What is the latent variable that underlies the inheritance of wealth? Evidence in other work we have done on the inheritance of education status in England suggests that families can be conceived of as having an underlying social competence, which is highly persistent across generations. This social competence generates their outcomes on all dimensions of social status but with random components on each one. In this case, social mobility between generations measured on any single aspect of status will be much greater than mobility on a more general ranking of families’ overall social status, that averages earnings, wealth, occupation, education, health and longevity.
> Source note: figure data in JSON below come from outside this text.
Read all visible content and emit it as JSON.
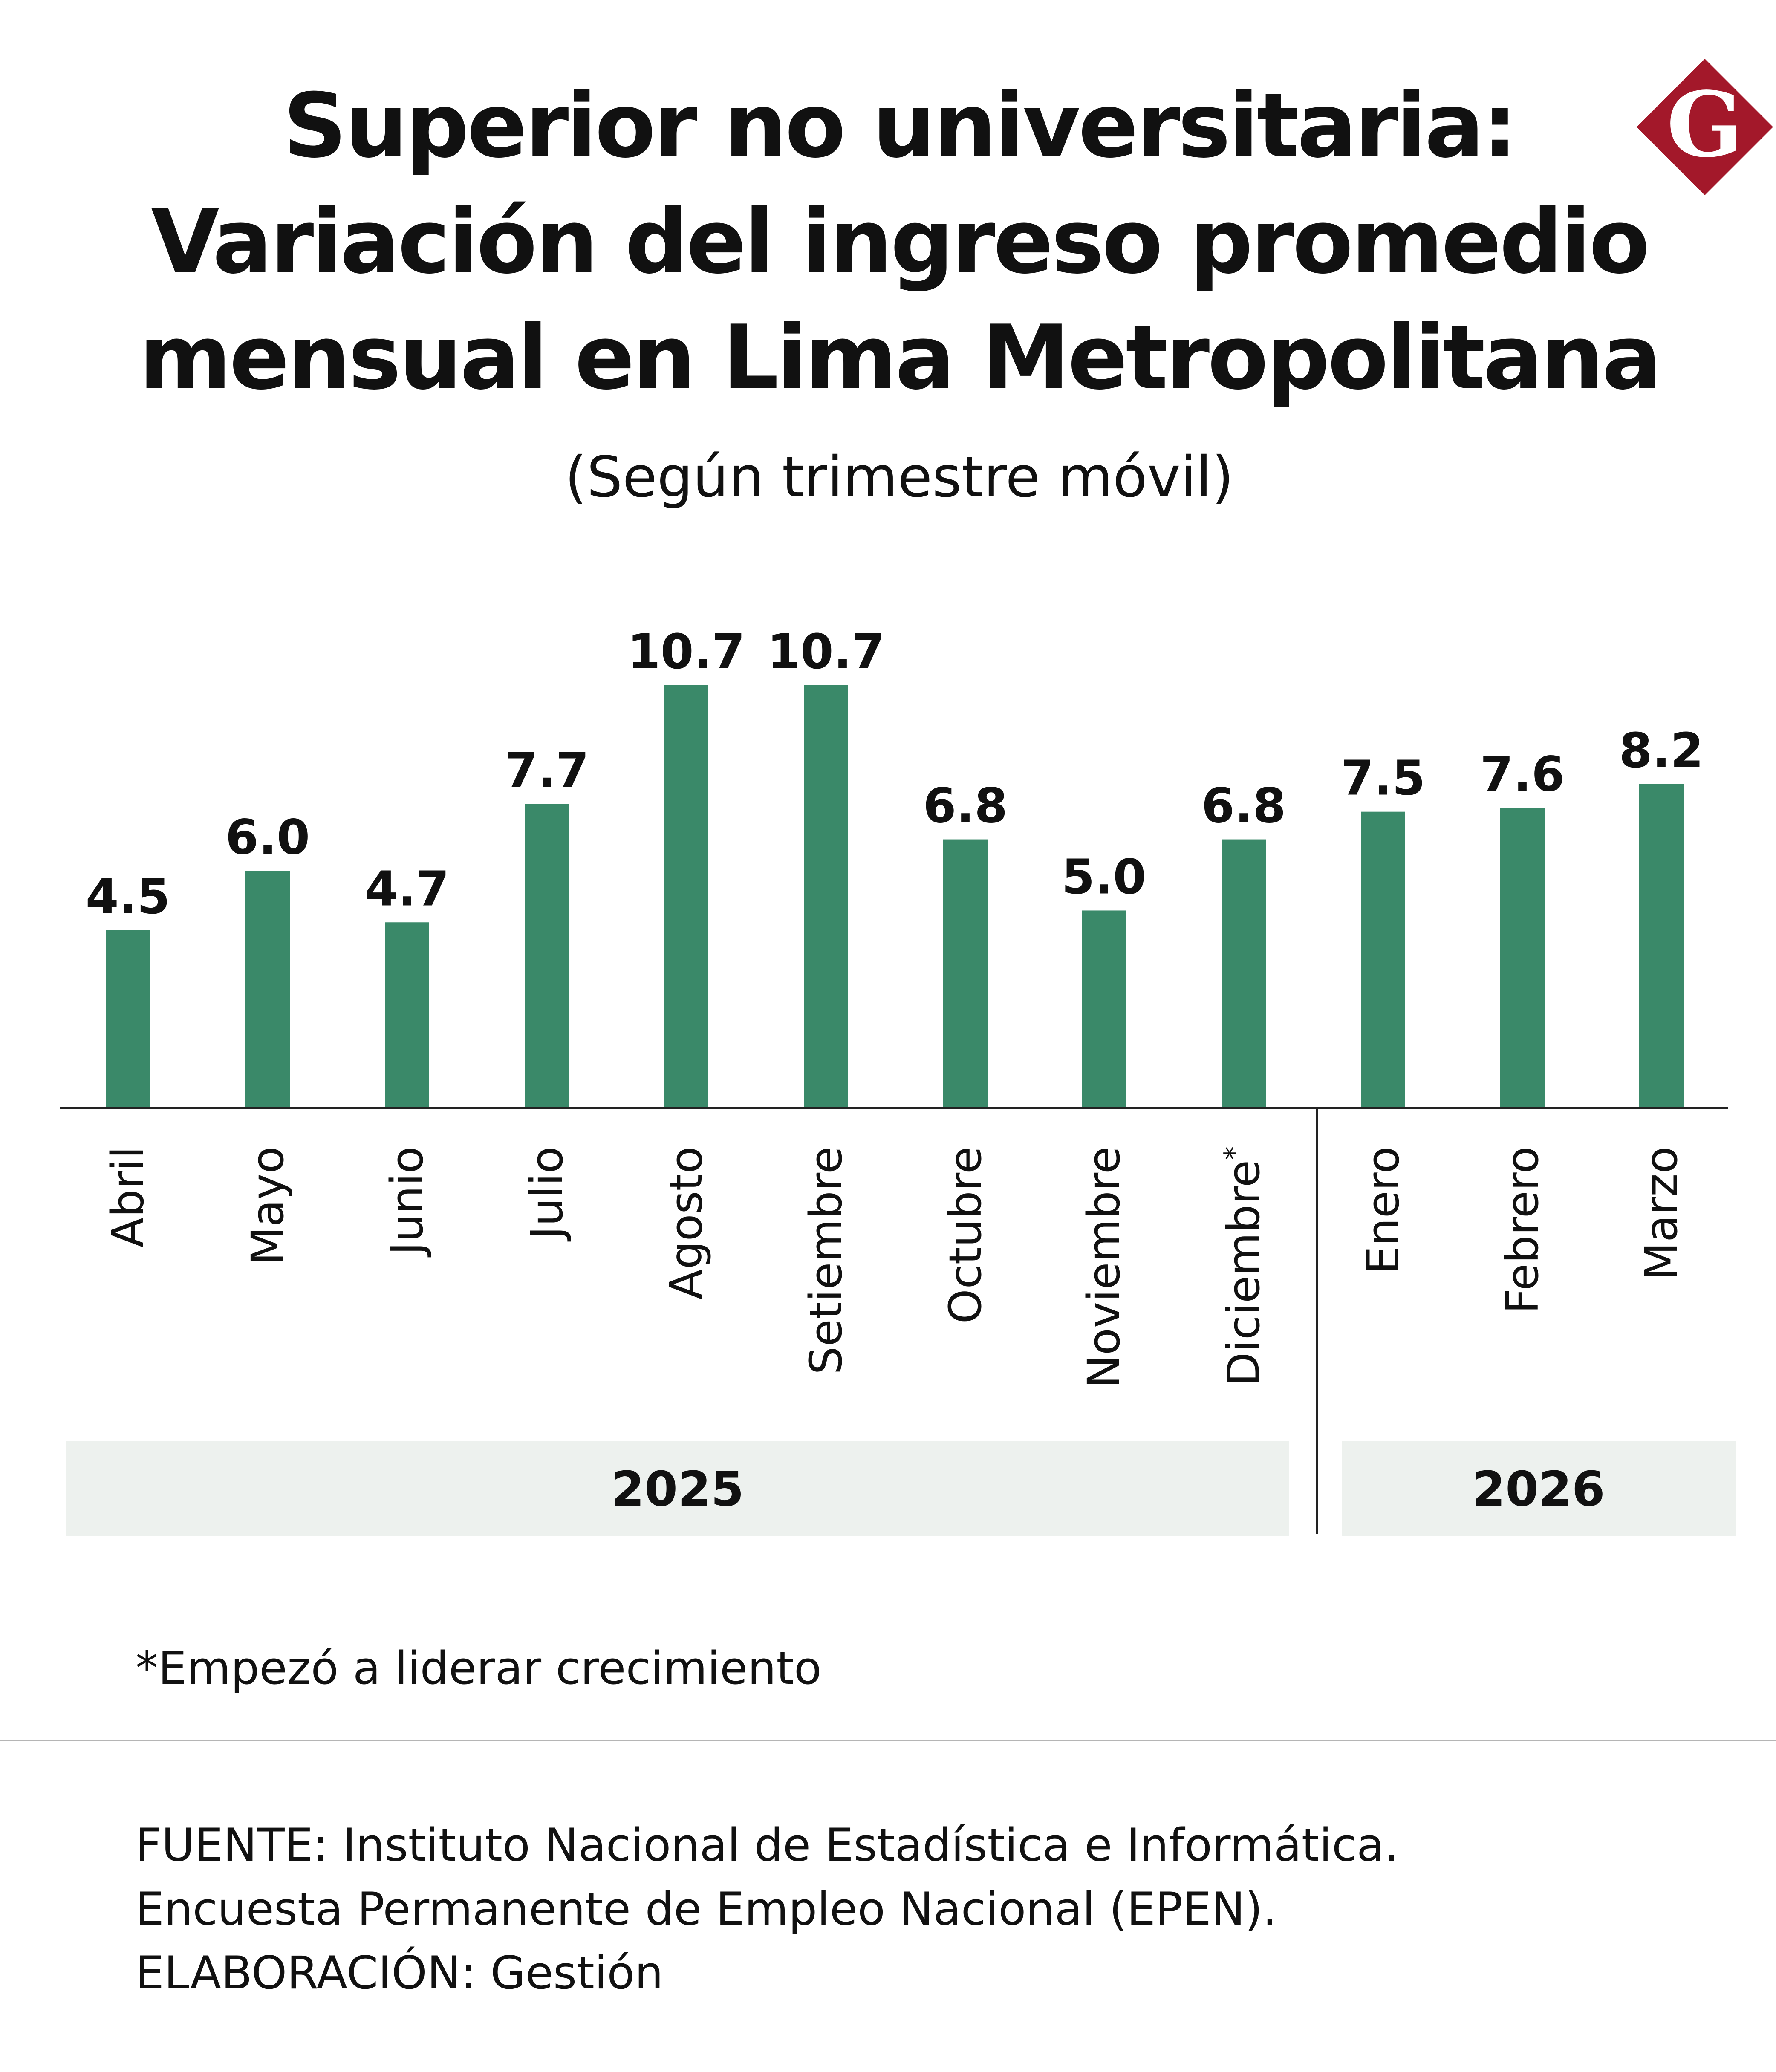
{
  "title_lines": [
    "Superior no universitaria:",
    "Variación del ingreso promedio",
    "mensual en Lima Metropolitana"
  ],
  "subtitle": "(Según trimestre móvil)",
  "logo": {
    "letter": "G",
    "color": "#a3182a"
  },
  "colors": {
    "bar": "#3a8969",
    "year_band": "#edf1ee",
    "axis": "#222222"
  },
  "chart_data": {
    "type": "bar",
    "title": "Superior no universitaria: Variación del ingreso promedio mensual en Lima Metropolitana",
    "subtitle": "(Según trimestre móvil)",
    "categories": [
      "Abril",
      "Mayo",
      "Junio",
      "Julio",
      "Agosto",
      "Setiembre",
      "Octubre",
      "Noviembre",
      "Diciembre",
      "Enero",
      "Febrero",
      "Marzo"
    ],
    "category_marks": [
      "",
      "",
      "",
      "",
      "",
      "",
      "",
      "",
      "*",
      "",
      "",
      ""
    ],
    "values": [
      4.5,
      6.0,
      4.7,
      7.7,
      10.7,
      10.7,
      6.8,
      5.0,
      6.8,
      7.5,
      7.6,
      8.2
    ],
    "value_labels": [
      "4.5",
      "6.0",
      "4.7",
      "7.7",
      "10.7",
      "10.7",
      "6.8",
      "5.0",
      "6.8",
      "7.5",
      "7.6",
      "8.2"
    ],
    "groups": [
      {
        "label": "2025",
        "count": 9
      },
      {
        "label": "2026",
        "count": 3
      }
    ],
    "ylim": [
      0,
      10.7
    ],
    "xlabel": "",
    "ylabel": "",
    "grid": false,
    "legend": "none"
  },
  "footnote": "*Empezó a liderar crecimiento",
  "source_lines": [
    "FUENTE: Instituto Nacional de Estadística e Informática.",
    "Encuesta Permanente de Empleo Nacional (EPEN).",
    "ELABORACIÓN: Gestión"
  ]
}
So does this mean that attempts to create greater social mobility and greater equality are futile? The authors maintain that although it is difficult to achieve greater social mobility, income and wealth can nevertheless be redistributed through the tax and benefits system.
News articles
Inheritance: how Britain’s wealthy still keep it in the family The Observer, Jamie Doward (1/2/15)
How the rich stay rich: social status is more inheritable than height ZME Science (25/11/14)
This is the proof that the 1% have been running the show for 800 years Quartz (23/11/14)
Journal article
Intergenerational Wealth Mobility in England, 1858–2012: Surnames and Social Mobility The Economic Journal, Gregory Clark and Neil Cummins (February 2015) (To read this article you will need to log in via Shibboleth using your university username and password.)
Questions
- What would be the implication of an intergenerational wealth elasticity (a) of 1; (b) of 0; (c) >1; (d) <0?
- For what reasons might there be a high intergenerational wealth elasticity?
- What is the likely relationship between the intergenerational distribution of wealth and the intergenerational distribution of income?
- What difficulties are there is using rare surnames as a means of establishing the intergenerational distribution of wealth?
- Discuss the advantages and disadvantages of (a) a much higher rate of inheritance tax (in the UK it’s currently 40% on the value of a person’s estate above £325,000 when they die); (b) capping the amount that can be left to any individual from an estate, with anything above this taxed at 100%; (c) capping the total amount that can be left (other than to charity), with the rest taxed at 100%.
- What measures could be adopted to increase social mobility?
- What problems would arise from using the tax and benefit system to reduce inequality? (In 2012/13 the gini coefficient of original income was 0.52 and that of both gross income (i.e. income after benefits but before tax) and post-tax-and-benefit income in the UK was 0.37: see Table 27 of The Effects of Taxes and Benefits on Household Income, 2012/13.)